Quite a few people keep asking me about Mechanical Turk. Truth be told, I have not used MTurk for my own work for quite some time. Instead I use oDesk to get workers for my tasks, and, increasingly, for my microtasks as well.
When I mention that people can use oDesk for micro-tasks, people get often surprised: "oDesk cannot be used through an API, it is designed for human interaction, right?" Oh well, yes and no. Yes, most jobs require some form of interviewing, but there are certainly jobs where you do not need to manually interview a worker before engaging them. In fact, with most crowdsourcing jobs having both the training and the evaluation component built in the working process, the manual interview is often not needed.
For such crowdsourcing-style jobs, you can use the oDesk API to automate the hiring of workers to work on your tasks. You can find the API at http://developers.odesk.com/w/page/12364003/FrontPage (Saying that the API page is, ahem, badly designed, is an understatement. Nevertheless, it is possible to figure out how to use it, relatively quickly, so let's move on.)
Here are the typical steps for a crowdsourcing-style contract on oDesk:
- First, post a job: Use the "Post a Job" call from the Jobs API
- Once the job is posted, poll the job openings to find who applied: Use the "List all the offers" call from the Offers API
- Examine the details of the contractors that bid on the job: Use the "Get Offer" from the Offers API, to examine the details of each contractor. For example, for a task we had to have at most 10 people from a given country. So, the first 10 people from each country were hired, while subsequent applications from a country that had already 10 applicants were denied. Other people may decide not to hire contractors with less than 50 hours of prior work. It seems to be an interesting research topic to intelligently decide what aspects of the contractor matter most for a job, and hire/decline applications based on such info.
- Make offers to the contractors: [That is the stupid part: Apparently the API does not allow the buyer to simply "accept" the bid by the contractor, although this is trivially possible through the web interface]. Use the "Post a Job" call, and create a new job opening for the contractor. Then use the "Make Offer" call from the Offers API, to generate an offer for the contractor(s) that you want to hire.
- If you do not want to pay per hour, but rather per task, create an hourly contract, but set the maximum working hours per week at zero. Yes, this is not a mistake. You will be using the Custom Payments functionality to effectively submit "bonus payments" to the contractor.
- Typically, it is better to have a mixture of both hourly wage and a fixed price component. You can have a no-hourly-wage policy by setting at 0 the maximum hours that can be charged, simulating MTurk. Or you can specify the hourly wage, and set the limit of how many hours can be charged per week.

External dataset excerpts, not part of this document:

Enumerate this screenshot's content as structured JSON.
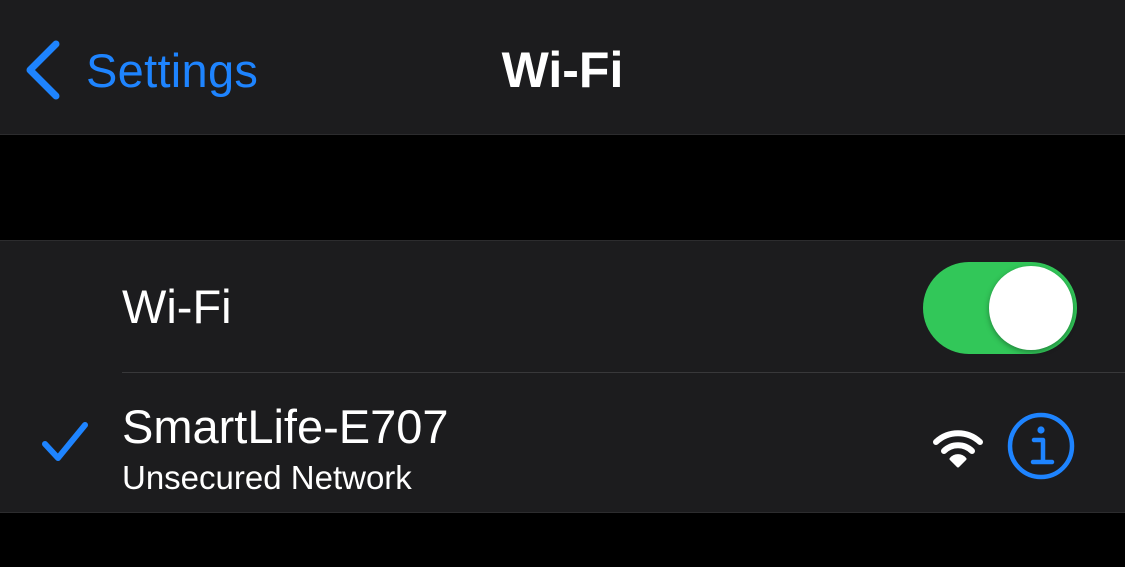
{
  "nav": {
    "back_label": "Settings",
    "title": "Wi-Fi"
  },
  "wifi_row": {
    "label": "Wi-Fi",
    "toggle_on": true
  },
  "network": {
    "name": "SmartLife-E707",
    "subtitle": "Unsecured Network",
    "connected": true,
    "signal_icon": "wifi-signal-icon",
    "info_icon": "info-icon"
  },
  "colors": {
    "accent": "#1e84ff",
    "toggle_on": "#32c759",
    "cell_background": "#1c1c1e",
    "page_background": "#000000"
  }
}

- Direct the contractor how to work: For that use the Message Center API, to send a message to the contractor, with the URL where you host your task. [Note: oDesk does not provide functionality for handling the task execution, so it is up to you to build that infrastructure. If you have ever built an "external HIT" on MTurk, you are ready to go. Just now you need to send the oDesk workers a url, where they can login to your website, and their username/password. You can go full force and allow an oDesk authentication, but this seems a little bit too much for me.]
- Whenever the contractor has completed enough tasks, use the Custom Payment API to submit the payment. Repeat as needed.
- When the task is done, end the contract using the contracts API.
That's all folks! In the next few weeks, I will try to post the code for some of the crowdsourcing experiments that we conducted with oDesk.